Basic Trust v. Mistrust-when dealing with basic trust of an adult or a caregiver who cares about infants and toddlers with this kind of formula:
Sympathetic + loving balance of care=trusting infant
This will depend on the type of quality care received. It will all depend on whether or not the infant trusts the caretaker while the parents and/or guardians are away for an hour working or tending to other business. The question is often asked, "How will I know whether or not my baby is getting the best of care that he/she needs?" Well, here are some pointers in which will help you to know:
-discomforts are quickly removed
-providing basic care
-care is inadequate
-inconsistent
Then there's another part of Erikson's Theory of Infants and Toddler Personality:
Autonomy v. Shame and Doubt
Autonomy is basically in reference to independence.
Guilt has two different meanings when dealing with stages 3-5 years of age. One meaning of guilt is when a child is made to feel bad for trying new things and for trying something different. The other meaning of it is when he/she is made to feel like a pest for asking so many of questions.
For that reason, here's the formula for Autonomy v. Shame and Doubt:
Warm Sensitive Parenting + Reasonable Expectations for Impulse Control=Well-Adjusted Toddler
Unsuccessful Conflict=Adjustment Issues
When dealing with this kind of formula, there are a few little things in which the average person should keep in mind. Autonomy vs. Shame and Doubt deals with children who are at a year to 3 years of age. Keep also in mind the word we just made mentioned today is Autonomy, which means independence.

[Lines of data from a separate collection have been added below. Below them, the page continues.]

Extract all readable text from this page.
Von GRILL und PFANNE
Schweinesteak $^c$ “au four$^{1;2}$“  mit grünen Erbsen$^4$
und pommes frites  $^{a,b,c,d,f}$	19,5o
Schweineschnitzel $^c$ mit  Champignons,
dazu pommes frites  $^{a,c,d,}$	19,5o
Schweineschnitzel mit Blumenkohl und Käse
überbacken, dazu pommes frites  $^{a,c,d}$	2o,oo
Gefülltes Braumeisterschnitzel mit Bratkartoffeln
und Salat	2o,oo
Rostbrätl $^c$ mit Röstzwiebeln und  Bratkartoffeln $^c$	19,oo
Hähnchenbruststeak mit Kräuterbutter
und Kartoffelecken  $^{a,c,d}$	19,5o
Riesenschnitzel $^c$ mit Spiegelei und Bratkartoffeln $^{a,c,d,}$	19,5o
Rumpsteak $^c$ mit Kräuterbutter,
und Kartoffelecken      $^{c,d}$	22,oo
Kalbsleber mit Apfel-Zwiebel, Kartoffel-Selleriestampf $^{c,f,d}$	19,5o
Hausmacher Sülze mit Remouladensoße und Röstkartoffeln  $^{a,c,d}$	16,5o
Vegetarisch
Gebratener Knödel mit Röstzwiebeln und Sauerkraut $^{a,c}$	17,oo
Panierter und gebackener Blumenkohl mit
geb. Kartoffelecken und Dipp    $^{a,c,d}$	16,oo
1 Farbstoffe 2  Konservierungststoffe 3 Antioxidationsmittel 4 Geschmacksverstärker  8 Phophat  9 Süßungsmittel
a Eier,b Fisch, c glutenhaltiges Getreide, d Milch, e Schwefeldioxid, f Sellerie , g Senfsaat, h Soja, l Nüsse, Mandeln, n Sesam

Usually in the first stages of life for a baby means he or she is taking his/her first steps, pulling on some steps, chairs or other things as well as doing everyday activities, of which is a good thing of which most parents and other people would take in consideration. On the other hand, some parents and other caregivers wouldn't consider these three things a good thing at all whatsoever due to the fact they're being overprotective of the child (afraid that something either bad or dangerous would happen to the infant or toddler) and the person may be concerned about health and safety issues.